Michael Smithson (born 11 May 1946) is a writer, a former Liberal Democrat politician and expert on betting on politics who in 2004 founded the website politicalbetting.com. Since January 2008, he has been the full-time editor of the site. As a result, The Daily Telegraph described him as the 33rd most influential over-50 on Twitter in 2014. He has been described as "perhaps the most influential person in the British political betting community".

==Early career==

Much of his early career was a BBC News journalist. From 1977 to 1982 he represented the UK's radio and television journalists on the National Executive Committee of the National Union of Journalists (NUJ).

Since 1994, he has worked as Director of Development running the fundraising for five UK universities - for the London School of Economics from 1994 to 1996, for Cambridge University from 1996 to 1999, for Oxford University from 1999 to 2005, and for the University of York from 2005 to April 2007. He also had a spell at Open University.

During his university fundraising career he has oversaw approaches that have led to more than £550m being raised. This included the $100m gift by James Martin to establish the James Martin 21st Century School at the University of Oxford - the largest ever single alumni donation to a UK university.

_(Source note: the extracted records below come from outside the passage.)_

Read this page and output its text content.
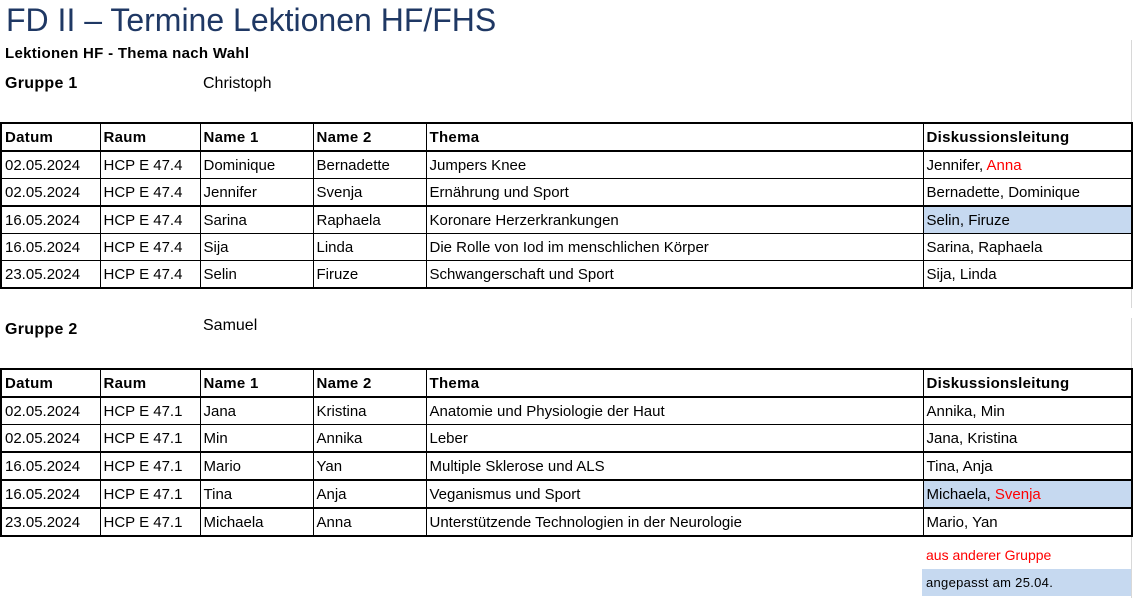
FD II – Termine Lektionen HF/FHS
Lektionen HF - Thema nach Wahl
Gruppe 1	Christoph
Datum	Raum	Name 1	Name 2	Thema	Diskussionsleitung
02.05.2024	HCP E 47.4	Dominique	Bernadette	Jumpers Knee	Jennifer, Anna
02.05.2024	HCP E 47.4	Jennifer	Svenja	Ernährung und Sport	Bernadette, Dominique
16.05.2024	HCP E 47.4	Sarina	Raphaela	Koronare Herzerkrankungen	Selin, Firuze
16.05.2024	HCP E 47.4	Sija	Linda	Die Rolle von Iod im menschlichen Körper	Sarina, Raphaela
23.05.2024	HCP E 47.4	Selin	Firuze	Schwangerschaft und Sport	Sija, Linda
Gruppe 2	Samuel
Datum	Raum	Name 1	Name 2	Thema	Diskussionsleitung
02.05.2024	HCP E 47.1	Jana	Kristina	Anatomie und Physiologie der Haut	Annika, Min
02.05.2024	HCP E 47.1	Min	Annika	Leber	Jana, Kristina
16.05.2024	HCP E 47.1	Mario	Yan	Multiple Sklerose und ALS	Tina, Anja
16.05.2024	HCP E 47.1	Tina	Anja	Veganismus und Sport	Michaela, Svenja
23.05.2024	HCP E 47.1	Michaela	Anna	Unterstützende Technologien in der Neurologie	Mario, Yan
aus anderer Gruppe
angepasst am 25.04.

He is a former fellow of Queens' College, Cambridge and Magdalen College, Oxford.

==Political career==

He joined the Liberal Democrats on their foundation, and stood for Parliament in North Bedfordshire at the 1992 general election. He was twice elected in 1989 and 1993 as a County Councillor in Bedfordshire, and also in 1996 as a Borough Councillor in Bedford. He has not been politically active since then.

==Book==
In 2007, his book, The Political Punter - How to make money betting on politics, was published by Harriman House. Prospect described it as an "excellent how-to guide".

==Other ventures==
He has also acted as a consultant for Betfair and written a column for them.

==Family==

Mike Smithson is married to Jacqueline Smithson and has two daughters and a son, Robert Smithson, who uncovered the Lernout & Hauspie fraud.

His brother is the film and television producer John Smithson. His grandfather was Charles Smithson, mayor of Nelson, Lancashire.